Some of you who know me well may well know that the title of this post is one which has been a bit of a "Naomism" for the last few years - along with "I'm not going to lie" and "fair play".
I have always been someone who loves to have deep friendships - I like being real with people and getting that back. I think somewhere along the line since graduating I have stopped investing into those types of friendships. Whether its because the people who were that have moved away and its been hard to maintain, or whether its because I have been lazy and haven't wanted to invest into new people...I've stopped being real, being accountable, being deep.
My Church before Easter was doing a serious called "From rows to circles" where it was trying to encourage the Church as a whole to embrace being a community and building relationships outside a Sunday morning.

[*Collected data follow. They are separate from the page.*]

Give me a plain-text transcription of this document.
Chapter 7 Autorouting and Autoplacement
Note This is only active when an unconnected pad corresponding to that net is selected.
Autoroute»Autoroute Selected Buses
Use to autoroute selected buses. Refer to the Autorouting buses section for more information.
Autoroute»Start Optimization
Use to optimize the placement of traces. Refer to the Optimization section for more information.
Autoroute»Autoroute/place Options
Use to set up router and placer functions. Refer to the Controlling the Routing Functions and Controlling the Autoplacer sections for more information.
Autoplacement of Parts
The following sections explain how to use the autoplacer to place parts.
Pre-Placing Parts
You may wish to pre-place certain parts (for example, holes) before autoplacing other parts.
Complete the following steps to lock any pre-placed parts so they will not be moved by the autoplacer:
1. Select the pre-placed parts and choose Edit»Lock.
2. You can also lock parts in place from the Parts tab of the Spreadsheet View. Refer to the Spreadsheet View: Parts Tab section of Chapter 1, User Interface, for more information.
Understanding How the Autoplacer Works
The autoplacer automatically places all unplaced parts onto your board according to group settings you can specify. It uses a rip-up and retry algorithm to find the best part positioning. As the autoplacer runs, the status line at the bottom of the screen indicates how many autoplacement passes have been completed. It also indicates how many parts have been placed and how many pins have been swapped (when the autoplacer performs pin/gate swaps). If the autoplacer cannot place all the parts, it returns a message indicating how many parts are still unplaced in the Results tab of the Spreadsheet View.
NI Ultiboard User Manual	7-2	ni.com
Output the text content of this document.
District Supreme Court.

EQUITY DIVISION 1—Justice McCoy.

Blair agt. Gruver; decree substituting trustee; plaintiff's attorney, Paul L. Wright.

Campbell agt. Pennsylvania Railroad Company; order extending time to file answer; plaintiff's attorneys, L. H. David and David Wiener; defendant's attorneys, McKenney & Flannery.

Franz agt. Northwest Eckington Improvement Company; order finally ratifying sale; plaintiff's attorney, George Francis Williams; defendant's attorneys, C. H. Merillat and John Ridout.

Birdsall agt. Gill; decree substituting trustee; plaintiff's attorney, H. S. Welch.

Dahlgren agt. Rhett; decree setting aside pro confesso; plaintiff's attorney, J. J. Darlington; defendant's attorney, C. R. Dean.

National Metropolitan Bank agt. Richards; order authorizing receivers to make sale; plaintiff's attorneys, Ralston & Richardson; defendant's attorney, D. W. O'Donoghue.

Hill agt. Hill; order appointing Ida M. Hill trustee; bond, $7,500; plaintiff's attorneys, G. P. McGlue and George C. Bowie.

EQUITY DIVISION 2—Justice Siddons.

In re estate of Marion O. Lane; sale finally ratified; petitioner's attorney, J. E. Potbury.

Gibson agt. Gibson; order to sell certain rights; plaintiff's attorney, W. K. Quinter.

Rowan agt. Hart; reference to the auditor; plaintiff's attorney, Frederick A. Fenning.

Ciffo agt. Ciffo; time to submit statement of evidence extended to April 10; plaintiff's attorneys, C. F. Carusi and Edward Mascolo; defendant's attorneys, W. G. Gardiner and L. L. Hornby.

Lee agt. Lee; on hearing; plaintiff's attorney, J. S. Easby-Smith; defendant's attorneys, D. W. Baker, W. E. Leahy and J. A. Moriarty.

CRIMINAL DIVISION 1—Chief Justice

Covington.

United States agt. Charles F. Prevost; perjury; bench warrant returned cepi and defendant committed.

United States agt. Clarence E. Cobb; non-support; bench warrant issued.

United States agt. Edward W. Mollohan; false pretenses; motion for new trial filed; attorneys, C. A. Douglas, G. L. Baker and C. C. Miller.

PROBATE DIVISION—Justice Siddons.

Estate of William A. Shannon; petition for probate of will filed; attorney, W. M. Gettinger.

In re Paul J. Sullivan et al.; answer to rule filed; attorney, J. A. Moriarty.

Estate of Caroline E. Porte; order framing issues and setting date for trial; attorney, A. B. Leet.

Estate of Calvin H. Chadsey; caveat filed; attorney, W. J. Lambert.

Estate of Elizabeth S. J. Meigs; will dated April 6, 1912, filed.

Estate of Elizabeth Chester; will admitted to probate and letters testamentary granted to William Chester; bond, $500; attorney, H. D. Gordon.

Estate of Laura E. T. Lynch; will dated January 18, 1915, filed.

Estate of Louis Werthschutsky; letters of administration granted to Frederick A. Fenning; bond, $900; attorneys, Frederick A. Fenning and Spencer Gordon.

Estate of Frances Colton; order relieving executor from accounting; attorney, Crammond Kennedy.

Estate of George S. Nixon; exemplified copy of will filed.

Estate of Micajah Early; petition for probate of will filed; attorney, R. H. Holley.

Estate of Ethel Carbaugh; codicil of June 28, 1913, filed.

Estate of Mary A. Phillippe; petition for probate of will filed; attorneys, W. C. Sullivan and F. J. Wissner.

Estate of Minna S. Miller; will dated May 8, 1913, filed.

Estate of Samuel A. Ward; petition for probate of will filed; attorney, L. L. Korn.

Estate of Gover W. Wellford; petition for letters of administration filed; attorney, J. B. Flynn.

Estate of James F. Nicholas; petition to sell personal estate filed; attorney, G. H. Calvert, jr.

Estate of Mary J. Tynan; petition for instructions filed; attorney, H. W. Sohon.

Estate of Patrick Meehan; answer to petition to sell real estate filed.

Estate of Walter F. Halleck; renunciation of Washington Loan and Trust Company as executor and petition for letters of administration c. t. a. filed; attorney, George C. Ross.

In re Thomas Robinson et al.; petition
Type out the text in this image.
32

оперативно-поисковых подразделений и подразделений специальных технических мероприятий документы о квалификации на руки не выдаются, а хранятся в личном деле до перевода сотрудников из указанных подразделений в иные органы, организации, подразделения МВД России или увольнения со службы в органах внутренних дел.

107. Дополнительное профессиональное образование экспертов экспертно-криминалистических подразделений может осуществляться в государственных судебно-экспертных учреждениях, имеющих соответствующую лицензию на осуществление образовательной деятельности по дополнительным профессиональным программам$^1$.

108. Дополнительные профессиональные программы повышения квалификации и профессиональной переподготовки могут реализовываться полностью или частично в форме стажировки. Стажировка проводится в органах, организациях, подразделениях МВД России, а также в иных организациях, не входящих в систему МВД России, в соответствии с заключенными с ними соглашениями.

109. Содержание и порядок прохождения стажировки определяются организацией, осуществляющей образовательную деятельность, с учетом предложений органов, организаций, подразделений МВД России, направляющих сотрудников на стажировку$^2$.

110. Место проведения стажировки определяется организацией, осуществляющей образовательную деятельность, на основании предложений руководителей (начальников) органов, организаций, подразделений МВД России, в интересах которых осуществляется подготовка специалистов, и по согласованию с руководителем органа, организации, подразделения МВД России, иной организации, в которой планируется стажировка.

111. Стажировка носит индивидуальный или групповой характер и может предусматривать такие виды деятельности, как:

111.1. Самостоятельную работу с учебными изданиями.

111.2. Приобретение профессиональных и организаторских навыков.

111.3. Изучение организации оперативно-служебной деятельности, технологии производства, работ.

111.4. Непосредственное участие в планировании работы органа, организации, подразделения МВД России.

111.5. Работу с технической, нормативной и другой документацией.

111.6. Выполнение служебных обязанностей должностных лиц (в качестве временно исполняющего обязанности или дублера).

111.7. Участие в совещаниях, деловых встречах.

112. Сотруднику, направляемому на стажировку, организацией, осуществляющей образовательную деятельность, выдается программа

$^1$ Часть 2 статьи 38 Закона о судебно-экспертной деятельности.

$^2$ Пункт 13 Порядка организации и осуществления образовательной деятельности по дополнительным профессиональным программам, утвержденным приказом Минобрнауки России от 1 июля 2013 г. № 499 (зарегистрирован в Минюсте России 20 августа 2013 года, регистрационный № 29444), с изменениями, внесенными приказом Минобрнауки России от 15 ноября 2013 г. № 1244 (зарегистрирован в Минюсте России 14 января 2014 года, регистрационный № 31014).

There was a recurring phrase that has stuck in my head. "You can only be loved to the extent that you are known". So if people don't know you very well then they can't love you as much, or in the way that you need.
Moving to a new place I think changes you. Well it's changed me at least, whether I have chosen it or not I have become a bit more introspective and moving from that to going back to sharing is scary. What happens if I share too much, what happens if I scare people away with honesty?
In the last week I have probably shared more than I have in over 18 months.
It's been good. It was risky, but it was good.
Are you are sharer?
Do you like talking deeply or do you find it too intense?
In your experience is sharing good or bad?